La Bio à tous prix

8 février 2012 Aucun commentaire »
La Bio à tous prix

Chaque été, les paysans du Modef (Mouvement de défense des exploitants familiaux) montent à Paris pour y vendre directement leurs fruits et légumes (non bio), au prix auxquels les centrales d’achat de la grande distribution acceptent de les leur acheter. Un moment de vérité pour les consommateurs et pour la presse.

On y apprend que les courgettes vendues 2,25 € le kilo en grandes surfaces (après application d’un coefficient de 5,6) leur sont payés 0,40 €; que le kilo de tomates (coefficient 7,1) vendu 2,50 € en supermarché n’a été payé que 0,35 € au paysan ou encore que sur une salade vendue 1,15 € (coefficient 7,7) seuls 0,15 € reviennent au producteur.

On comprend mieux la colère des petits paysans face aux industriels du secteur et aux importateurs inondant le marché de produits cultivés dans des pays à bas coûts sociaux.Le Modef rend publics les prix en deçà desquels les paysans vendraient à perte : 0,67 € pour un kg de courgettes, 0,58 € pour un kg de tomates et 0,25 € pour une salade.

Produire en bio coûte, dans un premier temps, plus cher.

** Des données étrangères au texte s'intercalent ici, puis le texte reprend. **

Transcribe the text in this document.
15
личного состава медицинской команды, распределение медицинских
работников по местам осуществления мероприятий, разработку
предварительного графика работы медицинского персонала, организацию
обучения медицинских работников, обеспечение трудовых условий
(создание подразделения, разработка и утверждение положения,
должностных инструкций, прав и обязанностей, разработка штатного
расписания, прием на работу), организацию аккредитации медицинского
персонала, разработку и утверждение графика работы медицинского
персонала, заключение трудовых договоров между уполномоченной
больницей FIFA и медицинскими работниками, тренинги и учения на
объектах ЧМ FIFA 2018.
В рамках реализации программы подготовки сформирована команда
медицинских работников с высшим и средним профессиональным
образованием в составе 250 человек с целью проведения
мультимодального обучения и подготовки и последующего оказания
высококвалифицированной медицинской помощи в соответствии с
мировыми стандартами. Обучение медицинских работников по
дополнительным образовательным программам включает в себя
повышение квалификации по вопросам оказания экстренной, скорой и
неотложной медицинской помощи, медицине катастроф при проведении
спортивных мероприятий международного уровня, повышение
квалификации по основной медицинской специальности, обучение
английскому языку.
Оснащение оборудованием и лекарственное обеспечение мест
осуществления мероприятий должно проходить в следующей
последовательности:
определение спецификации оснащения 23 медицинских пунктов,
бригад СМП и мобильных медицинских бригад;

Incontestablement. Accordons un tiers de plus aux paysans. Le kilo de courgettes bio leur serait payé 0,89 €, celui de tomates 0,77 € et la salade 0,33 € pièce. Vendus au même prix que leurs homologues de l’agriculture dite conventionnelle (1), ils laisseraient encore une marge unitaire de respectivement 1,36 €, 1,73 € et 0,82 € aux commerçants.

Soyons plus généreux encore. Payons 50 % de plus aux producteurs pour qu’ils produisent sain et naturel. Dans cette hypothèse totalement irréaliste (produire en bio ne coûte pas 50 % plus cher, fort heureusement), le kilo de courgettes leur serait payé 1 €, celui de tomates 0,87 € et la salade 0,38 € pièce. Ce qui laisserait encore de très confortables marges aux commerçants…

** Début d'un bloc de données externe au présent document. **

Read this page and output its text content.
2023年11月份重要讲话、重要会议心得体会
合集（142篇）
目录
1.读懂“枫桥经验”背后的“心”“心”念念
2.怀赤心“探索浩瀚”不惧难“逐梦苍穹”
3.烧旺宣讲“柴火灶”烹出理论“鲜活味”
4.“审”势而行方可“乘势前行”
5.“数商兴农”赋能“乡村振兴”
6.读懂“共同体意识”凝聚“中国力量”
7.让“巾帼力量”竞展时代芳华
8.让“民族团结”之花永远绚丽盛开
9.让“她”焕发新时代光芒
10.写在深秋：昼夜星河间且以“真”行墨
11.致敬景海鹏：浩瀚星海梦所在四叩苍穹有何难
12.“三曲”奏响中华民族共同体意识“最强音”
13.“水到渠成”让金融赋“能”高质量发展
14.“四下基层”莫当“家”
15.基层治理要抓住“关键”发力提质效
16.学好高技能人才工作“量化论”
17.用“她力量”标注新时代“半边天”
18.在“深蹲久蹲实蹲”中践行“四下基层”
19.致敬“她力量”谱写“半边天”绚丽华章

Dans une hypothèse totalement surréaliste, considérons maintenant qu’un produit bio mérite d’être payé deux fois plus au producteur que son homologue issu de l’agriculture chimique. L’application de coefficients de 1,68 pour la courgette, de 2,16 pour la tomate et même de 2,30 pour la salade permettrait encore aux distributeurs d’engranger de très substantielles marges (0,91 € sur la courgette, 1,34 € sur la tomate et 0,65 € sur la salade)… sans que les consommateurs n’aient à débourser un centime de plus pour consommer bio !

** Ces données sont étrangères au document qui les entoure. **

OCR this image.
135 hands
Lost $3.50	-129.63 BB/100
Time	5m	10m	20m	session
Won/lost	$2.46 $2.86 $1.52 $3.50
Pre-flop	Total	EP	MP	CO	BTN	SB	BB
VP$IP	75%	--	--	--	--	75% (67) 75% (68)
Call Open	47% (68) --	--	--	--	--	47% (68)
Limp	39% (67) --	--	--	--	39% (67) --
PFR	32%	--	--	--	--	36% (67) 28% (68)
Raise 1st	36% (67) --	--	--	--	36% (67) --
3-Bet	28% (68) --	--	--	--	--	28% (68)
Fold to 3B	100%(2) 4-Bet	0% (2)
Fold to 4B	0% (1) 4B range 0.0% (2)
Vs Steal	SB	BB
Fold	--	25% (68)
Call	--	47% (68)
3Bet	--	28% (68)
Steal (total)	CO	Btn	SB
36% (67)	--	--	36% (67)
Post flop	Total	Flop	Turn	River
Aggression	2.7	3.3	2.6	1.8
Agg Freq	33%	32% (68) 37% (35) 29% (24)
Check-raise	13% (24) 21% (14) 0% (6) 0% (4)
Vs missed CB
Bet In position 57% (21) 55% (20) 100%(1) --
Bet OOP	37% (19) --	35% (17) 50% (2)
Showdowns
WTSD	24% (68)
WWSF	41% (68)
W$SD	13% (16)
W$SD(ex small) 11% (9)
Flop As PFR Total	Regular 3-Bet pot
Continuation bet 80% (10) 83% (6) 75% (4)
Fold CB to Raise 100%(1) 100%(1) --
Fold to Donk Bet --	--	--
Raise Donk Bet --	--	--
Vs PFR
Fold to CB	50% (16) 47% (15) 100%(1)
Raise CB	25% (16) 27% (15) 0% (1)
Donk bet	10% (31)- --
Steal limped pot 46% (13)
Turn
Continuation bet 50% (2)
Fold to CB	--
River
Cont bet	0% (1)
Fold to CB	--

Au vu de ces chiffres, comment expliquer alors les écarts relevés par l’Union Fédérale des Consommateurs (UFC) dans son enquête de février 2010 (2) constatant des écarts allant de 49% à 153% sur un même produit vendu en grande surface selon qu’il est bio ou qu’il ne l’est pas (3) ?

Écart d’autant moins compréhensible que plus de 50 % des fruits et légumes bio vendus en grandes surfaces sont aujourd’hui importés de pays à très bas coûts sociaux. De Chine le plus souvent.
Rien ne justifie que les produits non bio soient aussi chers en grandes surfaces. Encore moins que ces prix de référence faussés servent de base pour fixer les prix des produits bio, naturellement plus élevés que les prix des fruits et légumes chimiques.

Rien. Sauf l’appétit de ceux qui les vendent. Ainsi va le marché…


Source : Christian Jacquiau – mai 2011 – www.christian-jacquiau.fr

(1) Le terme agriculture conventionnelle, utilisé pour désigner l’agriculture chimique, se réfère aux conventions passées entre les producteurs agricoles et les entreprises de l’agrochimie commercialisant ces produits phytosanitaires (fongicides, herbicides, insecticides…) qui ruinent la santé des consommateurs autant que leur environnement.
(2) La bio à tous prix – Que Choisir n° 478 – février 2010
(3) 0,86 € pour un kilo de carottes riche en résidus chimiques mais 2,18 € pour le même en bio. Soit 153 % de différence…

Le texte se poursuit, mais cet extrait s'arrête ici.